06Which has better profit margins — EXPO or ICFI or CRAI or HCI or FORR?
HCI Group, Inc.
(HCI) is the more profitable company, earning 33. 2% net margin versus -30. 1% for Forrester Research, Inc. — meaning it keeps 33. 2% of every revenue dollar as bottom-line profit. Operating margin tells a similar story: HCI leads at 47. 7% versus 0. 5% for FORR. At the gross margin level — before operating expenses — HCI leads at 73. 2%, reflecting greater pricing power or product mix advantage. Stronger margins indicate durable pricing power, lower cost of revenue, or higher mix of software/services. They are one of the clearest signs of business quality.
07Is EXPO or ICFI or CRAI or HCI or FORR more undervalued right now?
The PEG ratio (forward P/E divided by expected earnings growth rate) is the most precise measure of undervaluation relative to growth potential.
By this metric, HCI Group, Inc. (HCI) is the more undervalued stock at a PEG of 0. 19x versus Exponent, Inc. 's 5. 18x. A PEG below 1. 0 is traditionally considered the threshold for growth-adjusted undervaluation. On forward earnings alone, Forrester Research, Inc. (FORR) trades at 8. 5x forward P/E versus 30. 9x for Exponent, Inc. — 22. 3x cheaper on a one-year earnings basis. Analyst consensus price targets imply the most upside for CRAI: 39. 4% to $194. 00.
08Which pays a better dividend — EXPO or ICFI or CRAI or HCI or FORR?
In this comparison, EXPO (1.
9% yield), CRAI (1. 5% yield), HCI (1. 0% yield), ICFI (0. 8% yield) pay a dividend. FORR does not pay a meaningful dividend and should not be held primarily for income.
09Is EXPO or ICFI or CRAI or HCI or FORR better for a retirement portfolio?
For long-horizon retirement investors, HCI Group, Inc.

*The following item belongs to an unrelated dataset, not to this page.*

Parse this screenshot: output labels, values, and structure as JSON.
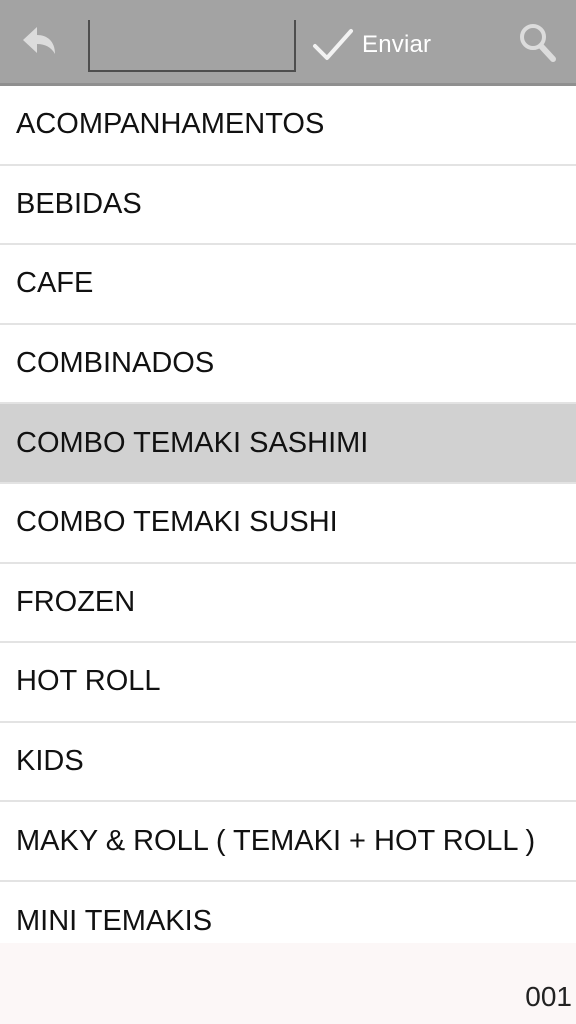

(HCI) is the stronger choice — it scores higher on the combination of lower volatility, dividend reliability, and long-term compounding (low volatility (β 0. 39), 1. 0% yield, +436. 8% 10Y return). Both have compounded well over 10 years (HCI: +436. 8%, FORR: -75. 9%), confirming both are viable long-term holds — but the lower-volatility option typically results in less emotional selling during corrections. Retirement portfolios generally favour predictability over maximum returns. Consult a financial advisor before making allocation decisions.
10What are the main differences between EXPO and ICFI and CRAI and HCI and FORR?
These companies operate in different sectors (EXPO (Industrials) and ICFI (Industrials) and CRAI (Industrials) and HCI (Financial Services) and FORR (Industrials)), which means they face different economic cycles, regulatory environments, and macro sensitivities — making direct comparison nuanced.
In terms of investment character: EXPO is a small-cap quality compounder stock; ICFI is a small-cap deep-value stock; CRAI is a small-cap deep-value stock; HCI is a small-cap high-growth stock; FORR is a small-cap quality compounder stock. EXPO, ICFI, CRAI, HCI pay a dividend while FORR does not, making them suitable for different income and tax situations. These fundamental differences mean investors should not choose between them on a single metric — the "better stock" depends entirely on which of these characteristics aligns with your investment strategy.